Une autre question mérite d’être posée mais, là encore, il n’y a pas de réponse juridique certaine. Un utilisateur ne peut-il pas faire œuvre créatrice dans la manière même dont il utilise la technologie ? On pourrait imaginer que la série d'instructions et la manière dont il est arrivé au résultat (le contenu généré) pourrait être le reflet de sa personnalité et ainsi lui conférer la qualité d’auteur.
Qu’en est-il des éditeurs des intelligences artificielles ? Peuvent-ils revendiquer des droits d’auteurs sur les contenus générés par leurs outils ?
Il y a un peu plus d’éléments juridiques sur ce point. En effet, le droit d’auteur protège les œuvres de l’auteur, ce qui implique de prouver une originalité. A contrario, la protection du droit d’auteur ne peut s’appliquer à une performance technique matérielle, à une méthode ou un système. La France, comme dans beaucoup de pays en Europe, refuse de reconnaître la qualité d’auteur d’une œuvre à une autre personne qu’un être humain. Par conséquent, aujourd’hui, on peut considérer que les contenus générés par l’IA ne sont pas couverts par le droit d’auteur.
En revanche, cela ne veut pas dire que les éditeurs d’IA n’ont aucun droit sur les contenus. En effet, ces sociétés utilisent des contrats, comme les conditions générales d’utilisation, pour fixer des règles de propriété, de licence ou des limites d’utilisation des contenus. Par exemple l’interdiction d’en faire une utilisation commerciale. Ainsi, on peut imaginer que des situations litigieuses où des éditeurs voudraient faire valoir leurs droits face à des utilisateurs qui auraient fait fortune grâce à des contenus générés par leur IA.

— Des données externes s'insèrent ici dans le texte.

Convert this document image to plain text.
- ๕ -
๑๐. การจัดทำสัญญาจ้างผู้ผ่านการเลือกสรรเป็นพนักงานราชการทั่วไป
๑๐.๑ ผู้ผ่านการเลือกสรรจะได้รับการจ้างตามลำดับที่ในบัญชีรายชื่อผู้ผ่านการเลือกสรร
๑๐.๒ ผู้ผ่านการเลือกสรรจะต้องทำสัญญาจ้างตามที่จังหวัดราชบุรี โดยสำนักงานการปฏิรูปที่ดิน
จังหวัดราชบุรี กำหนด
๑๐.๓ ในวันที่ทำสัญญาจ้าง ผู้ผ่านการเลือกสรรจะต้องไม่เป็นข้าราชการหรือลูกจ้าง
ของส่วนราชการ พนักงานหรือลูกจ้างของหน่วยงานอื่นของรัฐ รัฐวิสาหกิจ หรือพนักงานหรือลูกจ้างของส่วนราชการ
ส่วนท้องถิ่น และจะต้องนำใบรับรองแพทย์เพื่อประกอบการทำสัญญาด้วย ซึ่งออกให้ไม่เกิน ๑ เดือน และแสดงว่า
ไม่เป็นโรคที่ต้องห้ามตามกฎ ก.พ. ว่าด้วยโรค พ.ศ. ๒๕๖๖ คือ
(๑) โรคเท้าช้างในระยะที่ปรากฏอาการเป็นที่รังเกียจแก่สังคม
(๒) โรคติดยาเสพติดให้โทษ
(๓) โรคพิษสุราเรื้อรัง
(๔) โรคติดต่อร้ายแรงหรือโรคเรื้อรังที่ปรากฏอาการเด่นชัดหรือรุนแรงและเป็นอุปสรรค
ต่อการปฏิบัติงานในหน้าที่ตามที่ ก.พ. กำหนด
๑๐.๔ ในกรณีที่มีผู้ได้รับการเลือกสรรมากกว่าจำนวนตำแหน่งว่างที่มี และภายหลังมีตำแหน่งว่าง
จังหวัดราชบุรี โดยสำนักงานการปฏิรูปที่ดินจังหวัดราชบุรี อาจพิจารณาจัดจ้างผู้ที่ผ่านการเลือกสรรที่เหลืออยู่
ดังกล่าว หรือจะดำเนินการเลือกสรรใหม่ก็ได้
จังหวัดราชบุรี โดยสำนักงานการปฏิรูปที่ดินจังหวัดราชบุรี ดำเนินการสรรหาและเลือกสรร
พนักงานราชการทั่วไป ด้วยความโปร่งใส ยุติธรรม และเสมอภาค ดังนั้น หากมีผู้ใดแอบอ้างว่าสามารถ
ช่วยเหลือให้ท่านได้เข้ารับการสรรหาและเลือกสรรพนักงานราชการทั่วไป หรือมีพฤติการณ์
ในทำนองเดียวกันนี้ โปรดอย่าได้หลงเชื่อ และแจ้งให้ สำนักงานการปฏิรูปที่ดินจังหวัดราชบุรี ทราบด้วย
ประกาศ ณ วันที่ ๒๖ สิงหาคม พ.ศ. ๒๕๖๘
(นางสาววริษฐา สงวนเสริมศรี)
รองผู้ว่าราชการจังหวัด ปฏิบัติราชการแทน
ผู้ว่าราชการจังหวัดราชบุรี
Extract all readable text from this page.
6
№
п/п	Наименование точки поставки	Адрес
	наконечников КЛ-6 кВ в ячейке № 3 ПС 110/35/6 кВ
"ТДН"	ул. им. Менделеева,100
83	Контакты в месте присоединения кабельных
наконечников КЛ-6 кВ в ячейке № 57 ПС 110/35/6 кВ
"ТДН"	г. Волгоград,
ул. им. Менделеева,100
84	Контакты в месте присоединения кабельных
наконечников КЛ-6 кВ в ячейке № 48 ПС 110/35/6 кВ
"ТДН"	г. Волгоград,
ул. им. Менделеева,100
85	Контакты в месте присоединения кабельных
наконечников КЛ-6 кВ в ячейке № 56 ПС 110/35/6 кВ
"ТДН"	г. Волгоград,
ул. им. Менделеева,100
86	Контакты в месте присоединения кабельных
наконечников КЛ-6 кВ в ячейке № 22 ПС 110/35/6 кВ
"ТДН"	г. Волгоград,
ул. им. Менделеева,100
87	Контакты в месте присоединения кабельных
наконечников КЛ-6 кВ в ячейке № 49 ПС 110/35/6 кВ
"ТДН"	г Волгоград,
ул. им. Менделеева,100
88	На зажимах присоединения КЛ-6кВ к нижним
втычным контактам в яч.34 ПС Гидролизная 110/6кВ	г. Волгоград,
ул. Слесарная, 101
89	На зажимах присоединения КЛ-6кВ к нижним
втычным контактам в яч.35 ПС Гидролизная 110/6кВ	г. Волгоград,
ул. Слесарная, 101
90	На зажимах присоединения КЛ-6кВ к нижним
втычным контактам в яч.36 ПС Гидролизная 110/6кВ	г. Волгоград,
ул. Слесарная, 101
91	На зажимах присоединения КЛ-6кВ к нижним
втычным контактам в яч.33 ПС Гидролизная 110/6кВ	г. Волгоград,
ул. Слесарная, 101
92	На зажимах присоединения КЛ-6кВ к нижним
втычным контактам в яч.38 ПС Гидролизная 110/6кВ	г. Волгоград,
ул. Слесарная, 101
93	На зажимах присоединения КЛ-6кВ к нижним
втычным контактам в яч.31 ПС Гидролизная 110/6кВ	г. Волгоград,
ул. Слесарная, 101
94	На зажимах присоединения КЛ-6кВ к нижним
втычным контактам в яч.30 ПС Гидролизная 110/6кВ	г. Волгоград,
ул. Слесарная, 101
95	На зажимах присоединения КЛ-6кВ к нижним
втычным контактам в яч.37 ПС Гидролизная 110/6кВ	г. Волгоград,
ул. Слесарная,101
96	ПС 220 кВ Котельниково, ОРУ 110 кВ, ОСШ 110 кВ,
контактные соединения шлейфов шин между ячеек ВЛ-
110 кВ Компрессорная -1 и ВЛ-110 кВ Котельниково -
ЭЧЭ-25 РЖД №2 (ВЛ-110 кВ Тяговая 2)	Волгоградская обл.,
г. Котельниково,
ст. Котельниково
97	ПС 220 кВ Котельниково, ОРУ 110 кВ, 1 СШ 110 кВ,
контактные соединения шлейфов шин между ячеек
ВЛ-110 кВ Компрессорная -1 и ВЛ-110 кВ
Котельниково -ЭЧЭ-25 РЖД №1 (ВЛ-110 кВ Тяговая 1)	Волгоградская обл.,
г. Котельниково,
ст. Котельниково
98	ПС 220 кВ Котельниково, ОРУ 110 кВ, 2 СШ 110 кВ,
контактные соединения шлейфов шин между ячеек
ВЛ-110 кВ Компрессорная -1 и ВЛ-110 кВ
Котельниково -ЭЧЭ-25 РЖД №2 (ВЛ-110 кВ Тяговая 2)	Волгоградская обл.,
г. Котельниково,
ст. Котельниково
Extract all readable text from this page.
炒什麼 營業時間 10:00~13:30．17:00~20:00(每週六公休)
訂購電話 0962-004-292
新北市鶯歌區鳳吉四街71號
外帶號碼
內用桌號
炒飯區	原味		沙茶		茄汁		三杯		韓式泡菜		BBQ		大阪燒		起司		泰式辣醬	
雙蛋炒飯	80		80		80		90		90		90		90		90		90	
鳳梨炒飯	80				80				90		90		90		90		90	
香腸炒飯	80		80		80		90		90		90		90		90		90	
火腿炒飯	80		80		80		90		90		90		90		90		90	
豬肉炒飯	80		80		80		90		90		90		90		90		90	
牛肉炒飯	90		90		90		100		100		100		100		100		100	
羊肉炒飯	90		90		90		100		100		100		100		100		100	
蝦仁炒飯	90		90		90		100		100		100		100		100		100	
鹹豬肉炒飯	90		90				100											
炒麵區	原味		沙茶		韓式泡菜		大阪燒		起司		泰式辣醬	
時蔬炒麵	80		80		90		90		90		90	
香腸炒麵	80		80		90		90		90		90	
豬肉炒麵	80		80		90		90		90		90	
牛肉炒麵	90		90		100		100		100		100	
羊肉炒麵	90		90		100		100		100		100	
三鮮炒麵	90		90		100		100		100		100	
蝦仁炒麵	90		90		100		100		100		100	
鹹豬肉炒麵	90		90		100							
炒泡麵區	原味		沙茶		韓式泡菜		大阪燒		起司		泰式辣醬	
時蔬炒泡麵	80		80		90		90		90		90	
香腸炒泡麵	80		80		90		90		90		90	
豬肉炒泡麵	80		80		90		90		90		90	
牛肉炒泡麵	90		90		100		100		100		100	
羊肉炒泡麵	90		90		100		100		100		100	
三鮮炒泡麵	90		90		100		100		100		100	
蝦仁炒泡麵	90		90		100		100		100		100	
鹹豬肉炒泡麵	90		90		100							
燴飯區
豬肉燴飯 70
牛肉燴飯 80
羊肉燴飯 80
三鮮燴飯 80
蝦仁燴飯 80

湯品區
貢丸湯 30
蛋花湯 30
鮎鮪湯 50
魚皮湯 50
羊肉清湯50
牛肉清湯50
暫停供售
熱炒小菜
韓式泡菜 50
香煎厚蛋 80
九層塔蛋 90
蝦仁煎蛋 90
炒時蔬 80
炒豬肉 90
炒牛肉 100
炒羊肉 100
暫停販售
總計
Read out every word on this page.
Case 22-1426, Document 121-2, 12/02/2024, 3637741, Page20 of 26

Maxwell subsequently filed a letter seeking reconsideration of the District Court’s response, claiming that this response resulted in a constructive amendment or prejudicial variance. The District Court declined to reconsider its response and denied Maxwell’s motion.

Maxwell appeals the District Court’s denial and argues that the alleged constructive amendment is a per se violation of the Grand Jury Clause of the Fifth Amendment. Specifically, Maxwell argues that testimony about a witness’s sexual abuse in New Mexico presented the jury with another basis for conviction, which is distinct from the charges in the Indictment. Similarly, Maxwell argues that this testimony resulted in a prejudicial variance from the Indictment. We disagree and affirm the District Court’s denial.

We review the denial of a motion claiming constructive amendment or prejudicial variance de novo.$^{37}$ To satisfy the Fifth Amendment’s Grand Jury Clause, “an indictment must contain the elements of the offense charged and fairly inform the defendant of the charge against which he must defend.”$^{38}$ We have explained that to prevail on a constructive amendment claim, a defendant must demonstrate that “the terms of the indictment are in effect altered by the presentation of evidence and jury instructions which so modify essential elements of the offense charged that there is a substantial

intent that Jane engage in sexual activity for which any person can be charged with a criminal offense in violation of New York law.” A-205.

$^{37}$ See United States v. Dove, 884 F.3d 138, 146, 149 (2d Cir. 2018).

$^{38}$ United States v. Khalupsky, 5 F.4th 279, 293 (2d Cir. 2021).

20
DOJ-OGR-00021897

Quand on parle d’intelligence artificielle et de création, plus la technologie est évoluée, plus la question juridique va être importante. En effet, ce n’est pas pareil de se poser la question d’une création simple réalisée par une machine (elles étaient passives) ou de s’interroger sur des développements plus nombreux et impressionnants (elles deviennent actives).
Il y a un enjeu juridique et économique sous-jacent à traiter : comment sécuriser le développement des robots et intelligences artificielles en protégeant les éléments générés par ces machines ? C’est un enjeu de régulation capital et on pourrait regarder vers le droit du producteur de base de données ou les droits voisins pour imaginer un régime juridique.